🌿BC-16

11.2K 2.7K 821
                                    

"Siapa yang nyuruh kamu keluar dari pesantren?" Aura mencekam seketika muncul mendengar suara datar Husein.

Perlahan Mila menurunkan kedua tangan dari bibirnya. Napasnya tertahan sejenak. Diliriklah dimana Bayu berada. Dalam hati berkata, "gila nya si Bayu gak ketulungan. Pake ngajak ketemuan disini segala."

Bayu yang lupa siapa laki-laki ini pun bingung. Pandangan Mila bertemu dengan manik mata abu gelap milik Husein. Selama hampir dua minggu tinggal di pesantren ia tak pernah sekalipun melihat tatapan Husein setajam ini, tampak seperti menahan amarah.

Gadis itu menggigit jari telunjuk. "Eh, kok lo bisa ada disini?"

"Harusnya saya yang tanya, kenapa kamu ada disini? Kabur lewat mana?"

"Mil, lo kenal sama dia?" tanya Bayu.

"Anu, dia cowok yang di ceritain kakek."

Kepala Bayu manggut-manggut. "Ohh, dia."

Tak mendapat tanggapan, Husein kembali bersuara. "Pertanyaan saya belum kamu jawab."

"Gue gak kabur Sein. Seujon aja lo, ah."

"Kalau gak kabur kenapa bisa sampai disini? Bukankah dalam dua minggu ini kamu sudah tahu semua peraturan yang sudah di tetapkan di pesantren ini?"

Mila memberi kode berhenti dengan mengangkat tangan agar Bayu tidak bersuara. Jika dia yang bersuara bisa makin runyam kejadiannya.

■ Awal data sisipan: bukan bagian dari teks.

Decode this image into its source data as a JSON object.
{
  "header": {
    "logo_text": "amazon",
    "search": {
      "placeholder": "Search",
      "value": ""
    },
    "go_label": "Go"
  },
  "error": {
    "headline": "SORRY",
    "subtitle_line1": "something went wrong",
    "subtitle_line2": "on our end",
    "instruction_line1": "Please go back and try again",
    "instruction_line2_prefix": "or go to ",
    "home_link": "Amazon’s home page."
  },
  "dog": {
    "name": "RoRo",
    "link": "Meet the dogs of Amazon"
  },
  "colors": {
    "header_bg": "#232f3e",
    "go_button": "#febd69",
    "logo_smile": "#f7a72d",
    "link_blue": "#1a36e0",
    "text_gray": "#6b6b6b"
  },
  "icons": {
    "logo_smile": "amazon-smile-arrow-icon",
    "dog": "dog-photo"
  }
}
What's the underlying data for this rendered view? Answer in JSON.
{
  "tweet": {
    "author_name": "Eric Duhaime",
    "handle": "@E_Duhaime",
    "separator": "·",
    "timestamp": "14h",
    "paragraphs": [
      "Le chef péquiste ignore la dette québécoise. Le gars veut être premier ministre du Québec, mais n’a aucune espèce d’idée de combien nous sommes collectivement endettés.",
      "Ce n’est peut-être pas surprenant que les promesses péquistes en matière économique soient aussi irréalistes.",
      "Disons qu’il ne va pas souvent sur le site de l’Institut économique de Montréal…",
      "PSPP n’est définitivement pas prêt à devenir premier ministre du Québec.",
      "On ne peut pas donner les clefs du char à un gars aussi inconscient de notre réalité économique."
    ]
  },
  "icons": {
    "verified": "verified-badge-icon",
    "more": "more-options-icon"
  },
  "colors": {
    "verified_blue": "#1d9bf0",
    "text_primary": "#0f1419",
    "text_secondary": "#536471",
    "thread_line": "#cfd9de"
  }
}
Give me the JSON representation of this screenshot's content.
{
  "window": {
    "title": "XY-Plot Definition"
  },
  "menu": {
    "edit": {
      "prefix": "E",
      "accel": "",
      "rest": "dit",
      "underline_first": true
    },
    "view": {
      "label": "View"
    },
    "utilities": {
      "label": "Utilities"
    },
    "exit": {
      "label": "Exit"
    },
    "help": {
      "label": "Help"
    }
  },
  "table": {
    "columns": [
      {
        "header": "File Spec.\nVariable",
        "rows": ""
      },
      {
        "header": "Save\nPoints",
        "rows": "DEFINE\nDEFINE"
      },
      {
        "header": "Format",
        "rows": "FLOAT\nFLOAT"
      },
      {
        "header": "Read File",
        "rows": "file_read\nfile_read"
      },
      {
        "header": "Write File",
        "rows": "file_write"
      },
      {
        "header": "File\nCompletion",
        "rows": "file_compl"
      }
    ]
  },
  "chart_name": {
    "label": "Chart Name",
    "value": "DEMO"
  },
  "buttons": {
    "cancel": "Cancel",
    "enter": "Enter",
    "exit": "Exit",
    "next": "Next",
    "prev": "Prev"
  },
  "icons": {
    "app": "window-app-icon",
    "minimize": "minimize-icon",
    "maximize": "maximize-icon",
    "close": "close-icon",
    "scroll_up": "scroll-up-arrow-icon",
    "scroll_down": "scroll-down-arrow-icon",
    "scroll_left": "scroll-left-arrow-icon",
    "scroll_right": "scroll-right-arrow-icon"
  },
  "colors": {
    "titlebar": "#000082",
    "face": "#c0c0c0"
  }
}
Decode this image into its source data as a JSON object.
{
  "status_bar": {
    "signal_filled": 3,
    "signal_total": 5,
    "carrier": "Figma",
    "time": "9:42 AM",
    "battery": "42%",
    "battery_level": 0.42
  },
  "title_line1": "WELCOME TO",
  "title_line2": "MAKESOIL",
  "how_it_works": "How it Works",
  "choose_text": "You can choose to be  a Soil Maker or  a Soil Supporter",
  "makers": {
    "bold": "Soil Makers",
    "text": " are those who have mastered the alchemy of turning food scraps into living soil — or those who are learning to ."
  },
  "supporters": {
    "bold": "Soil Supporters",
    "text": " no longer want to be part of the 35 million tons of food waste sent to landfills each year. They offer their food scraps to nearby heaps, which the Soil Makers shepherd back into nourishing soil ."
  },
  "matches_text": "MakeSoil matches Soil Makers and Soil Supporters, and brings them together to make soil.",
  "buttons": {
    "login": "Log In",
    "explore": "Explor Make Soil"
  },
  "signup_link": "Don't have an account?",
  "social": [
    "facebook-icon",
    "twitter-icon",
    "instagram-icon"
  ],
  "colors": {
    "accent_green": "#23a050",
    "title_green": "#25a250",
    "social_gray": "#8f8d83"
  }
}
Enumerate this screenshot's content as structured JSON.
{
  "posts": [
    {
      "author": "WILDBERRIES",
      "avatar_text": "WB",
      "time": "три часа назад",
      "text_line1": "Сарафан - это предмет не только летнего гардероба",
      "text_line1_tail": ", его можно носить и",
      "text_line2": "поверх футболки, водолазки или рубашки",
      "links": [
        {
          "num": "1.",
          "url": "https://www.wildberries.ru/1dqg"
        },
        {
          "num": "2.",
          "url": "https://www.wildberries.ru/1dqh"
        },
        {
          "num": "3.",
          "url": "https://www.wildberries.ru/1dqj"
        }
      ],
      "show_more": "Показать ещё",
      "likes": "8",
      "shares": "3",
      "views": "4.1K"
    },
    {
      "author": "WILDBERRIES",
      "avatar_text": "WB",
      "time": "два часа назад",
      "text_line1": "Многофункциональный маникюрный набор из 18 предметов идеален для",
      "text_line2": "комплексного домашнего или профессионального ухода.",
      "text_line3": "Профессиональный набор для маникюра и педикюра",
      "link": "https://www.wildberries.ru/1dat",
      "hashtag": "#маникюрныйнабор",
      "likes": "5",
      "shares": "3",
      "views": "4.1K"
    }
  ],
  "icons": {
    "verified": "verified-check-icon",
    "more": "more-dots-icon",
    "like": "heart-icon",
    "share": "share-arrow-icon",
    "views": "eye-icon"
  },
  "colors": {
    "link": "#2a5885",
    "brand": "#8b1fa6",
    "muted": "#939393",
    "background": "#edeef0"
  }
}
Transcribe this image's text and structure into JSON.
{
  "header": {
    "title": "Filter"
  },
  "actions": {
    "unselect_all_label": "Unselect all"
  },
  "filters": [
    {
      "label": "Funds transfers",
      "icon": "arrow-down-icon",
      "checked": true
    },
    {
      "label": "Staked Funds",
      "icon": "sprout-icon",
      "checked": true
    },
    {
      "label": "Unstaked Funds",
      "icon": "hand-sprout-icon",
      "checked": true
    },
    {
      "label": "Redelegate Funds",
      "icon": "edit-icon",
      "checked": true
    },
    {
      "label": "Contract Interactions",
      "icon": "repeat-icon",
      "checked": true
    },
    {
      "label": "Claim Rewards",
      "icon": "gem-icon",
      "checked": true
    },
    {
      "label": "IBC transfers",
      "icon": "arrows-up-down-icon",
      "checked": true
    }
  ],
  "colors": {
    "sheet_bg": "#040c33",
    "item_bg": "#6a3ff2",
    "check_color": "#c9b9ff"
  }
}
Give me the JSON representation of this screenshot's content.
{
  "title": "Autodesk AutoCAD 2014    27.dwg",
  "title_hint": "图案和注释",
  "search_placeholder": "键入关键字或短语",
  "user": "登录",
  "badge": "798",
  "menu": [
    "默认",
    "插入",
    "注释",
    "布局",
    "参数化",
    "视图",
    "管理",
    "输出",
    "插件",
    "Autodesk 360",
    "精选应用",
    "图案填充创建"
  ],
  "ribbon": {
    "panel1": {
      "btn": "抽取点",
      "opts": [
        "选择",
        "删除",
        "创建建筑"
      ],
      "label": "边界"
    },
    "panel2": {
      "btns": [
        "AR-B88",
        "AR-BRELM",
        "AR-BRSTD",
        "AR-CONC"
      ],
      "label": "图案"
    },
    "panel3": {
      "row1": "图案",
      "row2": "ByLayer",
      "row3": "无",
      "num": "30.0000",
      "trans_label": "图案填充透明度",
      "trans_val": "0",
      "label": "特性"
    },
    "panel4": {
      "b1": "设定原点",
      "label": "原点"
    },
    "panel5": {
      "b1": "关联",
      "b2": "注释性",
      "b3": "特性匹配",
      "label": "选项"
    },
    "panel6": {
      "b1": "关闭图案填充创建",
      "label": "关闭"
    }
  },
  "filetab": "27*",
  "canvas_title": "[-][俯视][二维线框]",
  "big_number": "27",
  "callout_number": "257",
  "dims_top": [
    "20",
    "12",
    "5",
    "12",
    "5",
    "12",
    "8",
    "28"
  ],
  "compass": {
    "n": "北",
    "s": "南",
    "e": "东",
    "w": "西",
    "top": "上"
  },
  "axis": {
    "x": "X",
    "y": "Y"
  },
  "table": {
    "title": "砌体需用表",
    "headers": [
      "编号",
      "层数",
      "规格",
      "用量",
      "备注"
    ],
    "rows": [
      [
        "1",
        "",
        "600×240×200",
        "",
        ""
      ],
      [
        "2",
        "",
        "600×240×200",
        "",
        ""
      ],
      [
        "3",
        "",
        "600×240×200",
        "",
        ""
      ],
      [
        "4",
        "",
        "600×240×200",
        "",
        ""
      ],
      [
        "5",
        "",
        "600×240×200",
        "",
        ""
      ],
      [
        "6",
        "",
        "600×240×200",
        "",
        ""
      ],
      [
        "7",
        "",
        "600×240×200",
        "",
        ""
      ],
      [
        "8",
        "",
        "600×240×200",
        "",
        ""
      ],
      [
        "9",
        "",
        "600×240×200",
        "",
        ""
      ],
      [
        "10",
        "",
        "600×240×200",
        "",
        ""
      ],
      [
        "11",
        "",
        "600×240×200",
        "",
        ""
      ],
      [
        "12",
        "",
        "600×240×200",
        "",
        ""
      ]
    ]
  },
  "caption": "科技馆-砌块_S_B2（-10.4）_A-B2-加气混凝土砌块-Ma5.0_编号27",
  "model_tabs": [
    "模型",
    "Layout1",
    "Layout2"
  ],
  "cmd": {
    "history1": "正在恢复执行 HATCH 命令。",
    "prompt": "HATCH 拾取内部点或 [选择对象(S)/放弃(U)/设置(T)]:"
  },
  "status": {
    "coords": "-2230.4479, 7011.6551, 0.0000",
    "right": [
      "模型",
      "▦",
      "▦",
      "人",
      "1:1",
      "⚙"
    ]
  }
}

Di angkat lah tas keranjang tinggi-tinggi. "Nih, gue disuruh kepasar sama Mak Nur, jadi gue gak kabur."

"Terus sekarang kamu ngapain nongkrong disini? Berduaan sama laki-laka yang bukan mahram, berpelukan, pegangan tangan. Kamu pikir saya gak liat?" Husein menghela napas. "Berulang kali saya beri tahu kamu, tolong jaga pandangan kamu. Dia laki-laki, dia juga bukan suami kamu."

Lagi-lagi Mila menahan mulut Bayu yang hendak terbuka, ingin turut bersuara.

Gadis itu berdiri, menatap mata Husein. "Mau sampai kapan lo ngatur hidup gue? Bayu teman gue dari kecil, mau gue pelukan sama dia, mau gue cium dia, gak ada urusannya sama lo."

"Kalau mau ngomong ngaca dulu, udah bener hidup lo? Suka ngatur, suka ngelarang ini itu tapi lo nya sendiri pegang-pegang tangan gue. Giliran ditanya kenapa gak bisa jawab."

"Gue capek tau gak, lo atur-atur terus! Di kurung kayak burung. Gini gak boleh, gitu gak boleh. Salah dikit dihukum." Rasanya ingin menangis, mengungkap apa yang di rasakan selama ini.

Hidup Mila seakan serba salah. Di luar sana bagaikan buronan, sementara di dalam pesantren ia merasa tertekan. Kenapa dari kecil hidupnya dipenuhi dengan tekanan? Sebenarnya apa salahnya?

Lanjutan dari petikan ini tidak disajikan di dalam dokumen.